The gaping, empty hole

I finished! When you read that title I bet you were expecting something much more… not happy. Like, I failed and I feel miserable and I’m falling into a black hole of sadness or something.

But, that’s not the case. I finished my story. I wrote a little more than the 35,000 words I wanted to. And I even wrapped up the story, so it’s finished and everything. That almost never happens. Usually it takes like another year before I come back and truly finish, but not this time. This time, I’m really done with the first draft.

It’s exciting to be done, and I’m currently reveling in the joy of being done, and the excitement for the editing process (haha. I’ll tell you why that’s funny later). And, of course, I’m looking forward thinking, “now what am I going to do?”

When I’m writing, and earnestly writing, it becomes pretty consuming. I’ve been working on my current read for like two weeks. That’s not really normal, even for a historical non-fiction book. And one night, when I didn’t want to write or read, I started watching Broadchurch on Netflix, so I’m excited to get back to that too. So on the one hand, you’ll read this and think, right there I just said two things that I can be doing. And I will, and it will be wonderful, but I think most writers can agree with me, it’s bitter sweet to come to the end (or at least an end) of a project. You’ve written it. You’ve said what you want to say. Sure, you can polish and fine tune, rewrite some stuff, probably add in new stuff as you read it through and think, ” wouldn’t it be cool if….” But it’s still true that a certain part of the project is over. The fervor of writing is over. As a general rule, you’re not going to discover something mind blowing during the editing process (though let’s be real, how would I know, I’ve never done it. This is all based on my experience editing college papers, and at least during undergrad work, I think we can all agree we really hope we don’t discover something mind blowing during the editing process of those).  There is just something special about having the idea in your head, before you’ve put your ideas down in writing. There is something special about having an idea so full of potential, and knowing that even if you’ve planned for it, surprises will still abound.

And then you’ve written it, and it’s wonderful, and you have this kind of completed thing to be so proud of (but no, you can’t read it, it’s not done yet). And maybe you’re excited because it was everything you dreamed of. Or maybe you’re disappointed, because you wanted so much more from your idea. But either way, it’s done, and you know that is something to be proud of.

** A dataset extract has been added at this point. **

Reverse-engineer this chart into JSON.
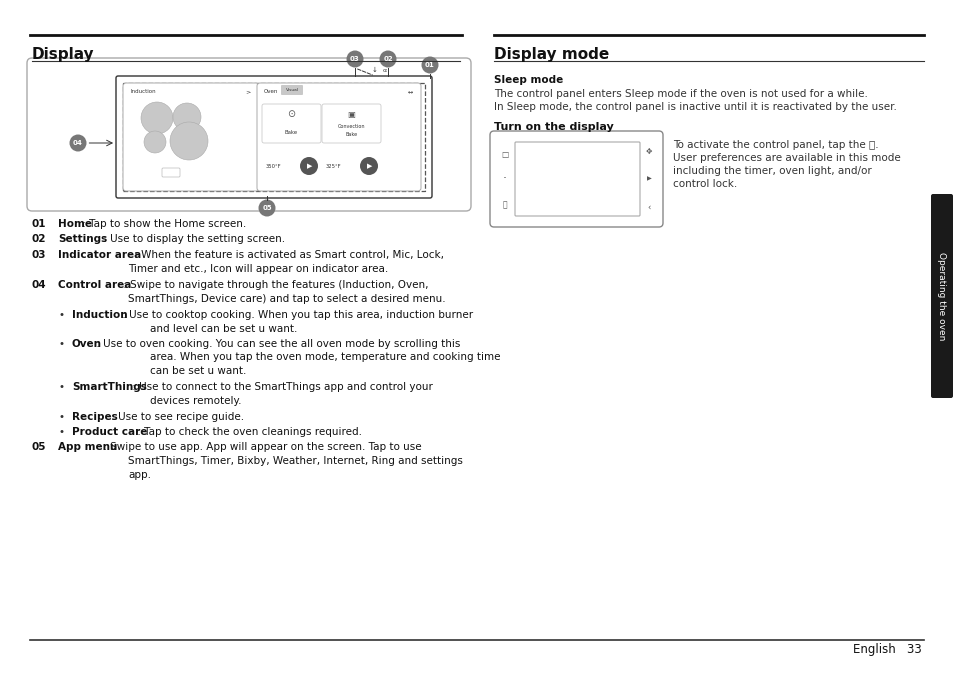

But everyone tells you “wow, are you going to publish it?” as though word vomit is gold right out of your brain. But then when you sit down and think about editing, it is a little overwhelming. You’ve already written it. You have nothing else really to add. Or maybe you do, and that’s great. But you’re attached to your story. You’re attached to the dumb joke you wrote in at 3 am that made you laugh like a lunatic, and you know the publisher is going to have that as number one on the list of things to go, but you just can’t bear it.

I think, for me, the editing process is hard because I’m so proud of my creativity, and I’m just not ready to start looking at it critically and asking myself, is my creativity worth sharing? When you’re writing, you’re encouraged to just get it out, get it down on paper. But then when you edit, you have to sort through the garbage and mistakes. And sometimes it’s easy, other times it’s really hard (OK, I’ve tried editing like once or twice, now that I think about it).

In part, it’s scary, because editing makes you look at your work and ask yourself, honestly, if you’re writing is worth sharing. Are you good enough that anyone would want to read it? (I say read and not publish because I’ve seen some of the garbage that gets published, and in my opinion, no one wants to read that.)

But with the completion of this project, I have…. seven projects that have a completed draft, eight if we want to count my collection of stories from volunteering at the Seattle Aquarium. I think it’s time I tackle those scary questions. If my writing isn’t good enough to share, that’s OK. I write first and foremost for myself. But if it is good enough to share, I’ve got some more work to do, and it’s time to start.

So, I’m going to take a day or two off, then dive into some editing, because by then I should have a coupon code for software that I’ve heard makes the editing process easier. And I’ll fill that gaping, empty hole with a new process. Instead of feeling sad that the story is over, I’m going to stick with it until the story is completed, and then I guess I’ll get to see what that feels like.